Spiegel Online schreibt, Deutsche hätten sich 2009 vor allem aus Verzweiflung selbständig gemacht: “Zum ersten Mal seit 2003 haben im vergangenen Jahr wieder mehr Menschen in Deutschland den Schritt in die Selbständigkeit gewagt. (…) Der Anstieg ist laut Studie zu großen Teilen auf die Wirtschaftskrise zurückzuführen. So war jeder fünfte Unternehmensgründer zuvor arbeitslos.”

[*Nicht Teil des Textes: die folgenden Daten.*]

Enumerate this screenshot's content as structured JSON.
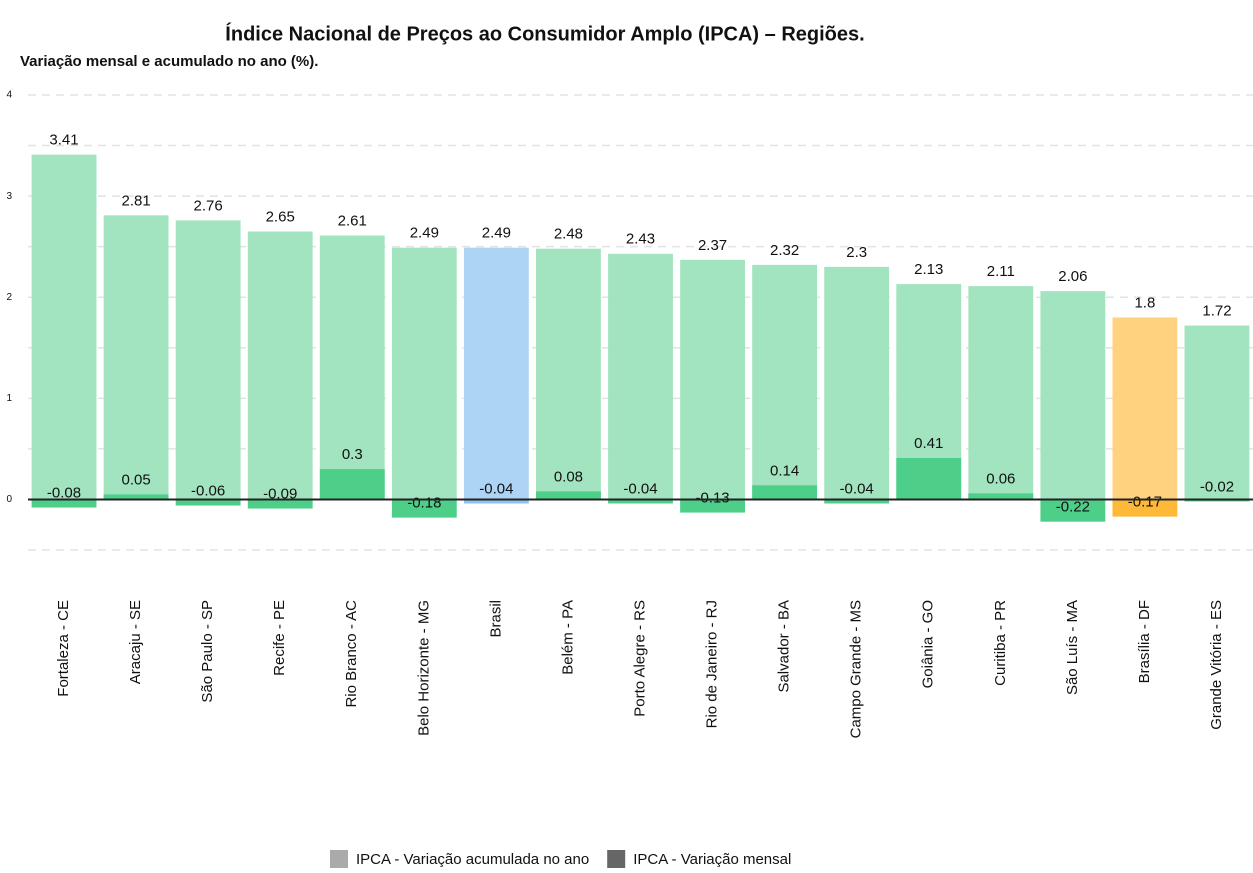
{
  "chart_data": {
    "type": "bar",
    "title": "Índice Nacional de Preços ao Consumidor Amplo (IPCA) – Regiões.",
    "subtitle": "Variação mensal e acumulado no ano (%).",
    "categories": [
      "Fortaleza - CE",
      "Aracaju - SE",
      "São Paulo - SP",
      "Recife - PE",
      "Rio Branco - AC",
      "Belo Horizonte - MG",
      "Brasil",
      "Belém - PA",
      "Porto Alegre - RS",
      "Rio de Janeiro - RJ",
      "Salvador - BA",
      "Campo Grande - MS",
      "Goiânia - GO",
      "Curitiba - PR",
      "São Luís - MA",
      "Brasília - DF",
      "Grande Vitória - ES"
    ],
    "series": [
      {
        "name": "IPCA - Variação acumulada no ano",
        "color": "#aaaaaa",
        "values": [
          3.41,
          2.81,
          2.76,
          2.65,
          2.61,
          2.49,
          2.49,
          2.48,
          2.43,
          2.37,
          2.32,
          2.3,
          2.13,
          2.11,
          2.06,
          1.8,
          1.72
        ],
        "bar_colors": [
          "#a3e4c0",
          "#a3e4c0",
          "#a3e4c0",
          "#a3e4c0",
          "#a3e4c0",
          "#a3e4c0",
          "#add3f5",
          "#a3e4c0",
          "#a3e4c0",
          "#a3e4c0",
          "#a3e4c0",
          "#a3e4c0",
          "#a3e4c0",
          "#a3e4c0",
          "#a3e4c0",
          "#ffd27f",
          "#a3e4c0"
        ]
      },
      {
        "name": "IPCA - Variação mensal",
        "color": "#666666",
        "values": [
          -0.08,
          0.05,
          -0.06,
          -0.09,
          0.3,
          -0.18,
          -0.04,
          0.08,
          -0.04,
          -0.13,
          0.14,
          -0.04,
          0.41,
          0.06,
          -0.22,
          -0.17,
          -0.02
        ],
        "bar_colors": [
          "#4dcf8a",
          "#4dcf8a",
          "#4dcf8a",
          "#4dcf8a",
          "#4dcf8a",
          "#4dcf8a",
          "#8fc1ee",
          "#4dcf8a",
          "#4dcf8a",
          "#4dcf8a",
          "#4dcf8a",
          "#4dcf8a",
          "#4dcf8a",
          "#4dcf8a",
          "#4dcf8a",
          "#ffb938",
          "#4dcf8a"
        ]
      }
    ],
    "ylim": [
      -0.5,
      4
    ],
    "yticks": [
      0,
      1,
      2,
      3,
      4
    ],
    "grid": true
  }
}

Willkommen im Club. Ich war 2009 zwar nicht verzweifelt, aber dank Wirtschaftskrise ein paar Wochen arbeitslos. Und da ich immer schon mal das Abenteuer namens Selbständigkeit wagen wollte, habe ich die Gelegenheit beim Schopf gepackt und meinem freundlichen Berater beim Arbeitsamt meinen Plan geschildert. Er nur so (sinngemäß): “Was? Jetzt?”

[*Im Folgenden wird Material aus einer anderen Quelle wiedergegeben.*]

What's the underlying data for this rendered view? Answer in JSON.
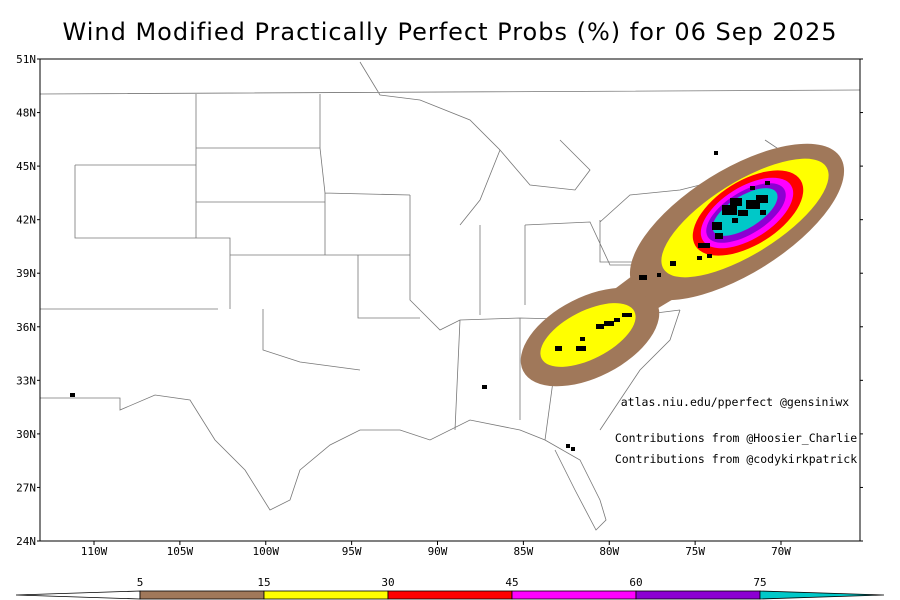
{
  "title": "Wind Modified Practically Perfect Probs (%) for 06 Sep 2025",
  "map": {
    "lat_ticks": [
      {
        "value": 51,
        "label": "51N"
      },
      {
        "value": 48,
        "label": "48N"
      },
      {
        "value": 45,
        "label": "45N"
      },
      {
        "value": 42,
        "label": "42N"
      },
      {
        "value": 39,
        "label": "39N"
      },
      {
        "value": 36,
        "label": "36N"
      },
      {
        "value": 33,
        "label": "33N"
      },
      {
        "value": 30,
        "label": "30N"
      },
      {
        "value": 27,
        "label": "27N"
      },
      {
        "value": 24,
        "label": "24N"
      }
    ],
    "lon_ticks": [
      {
        "value": -110,
        "label": "110W"
      },
      {
        "value": -105,
        "label": "105W"
      },
      {
        "value": -100,
        "label": "100W"
      },
      {
        "value": -95,
        "label": "95W"
      },
      {
        "value": -90,
        "label": "90W"
      },
      {
        "value": -85,
        "label": "85W"
      },
      {
        "value": -80,
        "label": "80W"
      },
      {
        "value": -75,
        "label": "75W"
      },
      {
        "value": -70,
        "label": "70W"
      }
    ]
  },
  "annotations": [
    "atlas.niu.edu/pperfect @gensiniwx",
    "Contributions from @Hoosier_Charlie",
    "Contributions from @codykirkpatrick"
  ],
  "colorbar": {
    "levels": [
      5,
      15,
      30,
      45,
      60,
      75
    ],
    "colors": [
      "#ffffff",
      "#a0785a",
      "#ffff00",
      "#ff0000",
      "#ff00ff",
      "#8c00d2",
      "#00c8c8"
    ]
  }
}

Wir werden sehen, was die Zukunft bringt. “Rund ein Viertel der Gründungen sei nach spätestens drei Jahren wieder verschwunden. Besonders oft treffe es die Kleinstgründungen.” Das heißt doch, dass drei Viertel der Gründungen nach 3 Jahren immer noch laufen. Und das restliche Viertel ist vielleicht wieder in den sicheren Hafen des Angestelltendaseins eingekehrt. Insofern: alles easy.
July 4th, 2010 at 23:18
Ich hab bei dem Artikel auch gleich an dich denken müssen. Aber da sieht man ja auch mal, dass eben jede Niederlage auch als Chance genutzt werden kann - du fühlst dich ja offenbar wohler als je zuvor.
Und wenn 75 % der Gründungen nach drei Jahren noch laufen, finde ich das auch eher positiv überraschend.